2. Bundesliga Süd (Frauen): das SWE Volley-Team ist in der Riethsporthalle Erfurt eine Macht - der SV Lohhof musste mit 3:1-Niederlage nach Hause fahren.

Selma Hetmann. Foto: Axel Heyder
Erfurt: Riethsporthalle |

Der SV Lohhof musste trotz eines Aufblühens im 3. Satz erkennen, dass bei den Damen des SWE Volley Teams nichts zu holen war.

Die beiden Sätze vor der 10-Minuten-Pause stellten ein 3:0-Sieg der Erfurterinnen in Aussicht, der erste Satz ging mit lockeren 11 Punkten Vorsprung über die Bühne.

Doch im 3. Satz war zunächst der Wurm: Die SWE-Damen schlugen sich fast selbst, mit Aufgabe- und Annahmefehlern. Lohhof musste nur Punkte kassieren, nachdem sie zugegeben den Satz sehr stark begonnen hatten und clever ihre Stärken in der Ballannahme ausspielten.

Dann aber wehrte Erfurt ein halbes Duzend Satzbälle ab und kam nochmal in Schnupperweite, bevor Toni Stautz eine ihrer Aufgaben ins Aus schlug.
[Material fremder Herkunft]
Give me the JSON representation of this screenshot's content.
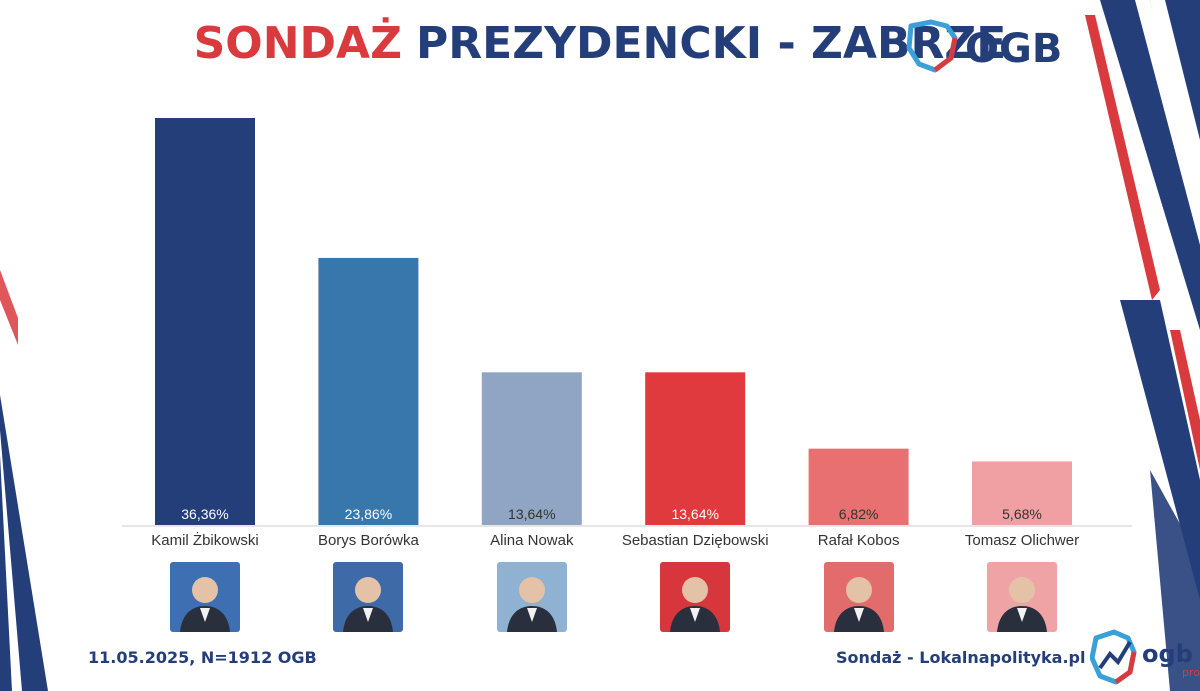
{
  "title": {
    "part1": "SONDAŻ",
    "part2": "PREZYDENCKI - ZABRZE"
  },
  "logo": {
    "text": "OGB",
    "icon": "poland-map-outline-icon"
  },
  "logo_bottom": {
    "text": "ogb",
    "sub": "pro",
    "icon": "poland-map-chart-icon"
  },
  "footer": {
    "left": "11.05.2025, N=1912 OGB",
    "right": "Sondaż - Lokalnapolityka.pl"
  },
  "colors": {
    "title_red": "#d93a3e",
    "title_blue": "#243e7a",
    "bars": [
      "#243e7a",
      "#3877ab",
      "#8fa5c3",
      "#e03a3e",
      "#e87070",
      "#f0a0a2"
    ],
    "photo_bg": [
      "#3d6fb2",
      "#3e6aa8",
      "#8fb1d2",
      "#d7373c",
      "#e26c6c",
      "#f0a3a4"
    ]
  },
  "chart_data": {
    "type": "bar",
    "categories": [
      "Kamil Żbikowski",
      "Borys Borówka",
      "Alina Nowak",
      "Sebastian Dziębowski",
      "Rafał Kobos",
      "Tomasz Olichwer"
    ],
    "values": [
      36.36,
      23.86,
      13.64,
      13.64,
      6.82,
      5.68
    ],
    "value_labels": [
      "36,36%",
      "23,86%",
      "13,64%",
      "13,64%",
      "6,82%",
      "5,68%"
    ],
    "ylim": [
      0,
      36.36
    ],
    "grid": false,
    "legend": "none"
  },
  "photos": [
    {
      "icon": "candidate-photo-icon"
    },
    {
      "icon": "candidate-photo-icon"
    },
    {
      "icon": "candidate-photo-icon"
    },
    {
      "icon": "candidate-photo-icon"
    },
    {
      "icon": "candidate-photo-icon"
    },
    {
      "icon": "candidate-photo-icon"
    }
  ]
}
Symptomatisch für dieses Satz. Aber Erfurt hatte in diesem dramatischen Abschnitt gezeigt, was die eigentliche Stärke in dieser Saison ist: Die Damen sind ein grandioses Team. Und wenn es schlecht läuft, werden die Pobacken zusammen gekniffen und es wird gekämpft.

Das genau spiegelte der vierte und entscheidende Satz wider: Erfurt erkämpfte sich einen satten Vorsprung und musste nur geduldig abwarten, bis Lohhof in einer guten Phase doch noch den entscheidenden Fehler machte.


Alles in allem ein spannedes und anschauswertes Match vor dem Spitzenspiel am kommenden Wochenende in der Riethsporthalle gegen den Spitzenreiter Offenburg.